“Unjust laws only burden the just, as the lawless will not heed them.” - 8232
So, you want the traffic to go other way around. Traffic from the HomeNet should go to the internet via FriendNet, right?
That is what I would like to achieve, yes. Since I want to avoid setting up port forwarding on FriendNet, I would need to configure port forwarding on HomeNet. The Raspberry Pi would have to act a client, and either the home server or the home computer would act as the server, and the Raspberry Pi would proxy traffic from the server to the internet.
I can’t think of how it would work in practice, though. I’m assuming in this case the home server would act as a proxy between the home computer and the Raspberry Pi, and the Raspberry Pi would act as a proxy between the home server and the internet. Unless there’s an easier way that would remove the home server entirely, that might be the best way to do it.
So, you want a box which you can connect to any network around and then use some other device to connect to your raspberry box which redirects your traffic trough your home connection to the internet?
I think you may have misunderstood. I’ll try to clarify a bit:
I have a Raspberry Pi, which I’ll connect to, say, a friend’s network called “FriendNet”
I have a computer at home (which I’ll just call my “home computer”) connected to my home network called “HomeNet”
I also have a server connected to HomeNet, which is always active. Let’s call it my “home server”
I would like to proxy my home computer’s connection through the Raspberry Pi, so that my IP address will show up as the public IP address for FriendNet (i.e. tunneling my connection through FriendNet using the Raspberry Pi).
The Raspberry Pi will automatically send the proxy details to my home server, so that I can get the network details of the Raspberry Pi to connect my home computer to it without needing to figure it out manually. That would probably be achieved with a basic Python script.
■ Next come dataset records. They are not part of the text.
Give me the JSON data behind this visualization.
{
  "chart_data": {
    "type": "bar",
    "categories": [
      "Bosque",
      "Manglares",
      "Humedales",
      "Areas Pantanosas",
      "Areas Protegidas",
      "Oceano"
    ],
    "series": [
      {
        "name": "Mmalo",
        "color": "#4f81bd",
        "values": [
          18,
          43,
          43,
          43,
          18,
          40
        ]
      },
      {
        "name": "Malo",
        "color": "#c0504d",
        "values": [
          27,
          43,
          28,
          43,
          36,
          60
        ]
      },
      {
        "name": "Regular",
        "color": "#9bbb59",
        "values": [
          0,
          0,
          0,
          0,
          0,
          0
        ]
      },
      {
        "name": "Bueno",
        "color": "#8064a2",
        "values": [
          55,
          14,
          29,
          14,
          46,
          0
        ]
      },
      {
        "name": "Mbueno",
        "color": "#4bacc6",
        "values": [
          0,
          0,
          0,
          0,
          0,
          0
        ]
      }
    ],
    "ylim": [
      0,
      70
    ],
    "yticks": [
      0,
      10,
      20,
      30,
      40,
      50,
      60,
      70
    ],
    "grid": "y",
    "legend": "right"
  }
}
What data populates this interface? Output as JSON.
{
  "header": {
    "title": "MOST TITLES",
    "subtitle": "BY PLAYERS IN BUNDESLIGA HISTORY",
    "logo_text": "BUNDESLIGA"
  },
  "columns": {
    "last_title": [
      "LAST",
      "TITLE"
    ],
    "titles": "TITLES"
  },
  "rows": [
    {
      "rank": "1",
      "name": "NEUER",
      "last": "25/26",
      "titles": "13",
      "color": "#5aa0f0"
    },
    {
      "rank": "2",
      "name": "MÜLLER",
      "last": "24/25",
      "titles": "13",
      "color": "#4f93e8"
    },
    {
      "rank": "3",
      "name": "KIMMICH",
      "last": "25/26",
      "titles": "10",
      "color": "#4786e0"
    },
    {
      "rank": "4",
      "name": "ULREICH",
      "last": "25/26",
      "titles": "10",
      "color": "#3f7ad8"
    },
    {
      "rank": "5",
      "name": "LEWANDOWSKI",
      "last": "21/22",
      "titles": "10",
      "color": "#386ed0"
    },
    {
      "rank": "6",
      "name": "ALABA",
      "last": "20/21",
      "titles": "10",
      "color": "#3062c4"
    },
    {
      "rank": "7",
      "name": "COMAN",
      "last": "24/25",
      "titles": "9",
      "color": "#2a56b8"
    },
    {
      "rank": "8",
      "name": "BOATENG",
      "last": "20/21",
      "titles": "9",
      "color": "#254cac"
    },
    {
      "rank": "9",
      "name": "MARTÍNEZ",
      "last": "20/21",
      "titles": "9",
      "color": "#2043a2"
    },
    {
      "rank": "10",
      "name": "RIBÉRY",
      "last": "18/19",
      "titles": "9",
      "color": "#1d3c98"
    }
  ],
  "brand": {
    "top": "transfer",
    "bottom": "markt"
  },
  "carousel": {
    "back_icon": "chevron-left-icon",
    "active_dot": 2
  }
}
I’m not trying to setup a home VPN server, but rather use an external network as a non-permanent proxy.
Besides being able to learn about all of this, this would be the ideal outcome:
I wouldn’t want to make the friend set up port forwarding or configure the Raspberry Pi himself, I want to do as much as I can on my own. And, if that friend ever relocates his residence or changes his ISP, setting it up again should be as easy as him plugging in the Raspberry Pi to the new network and I reconfigure it from my end.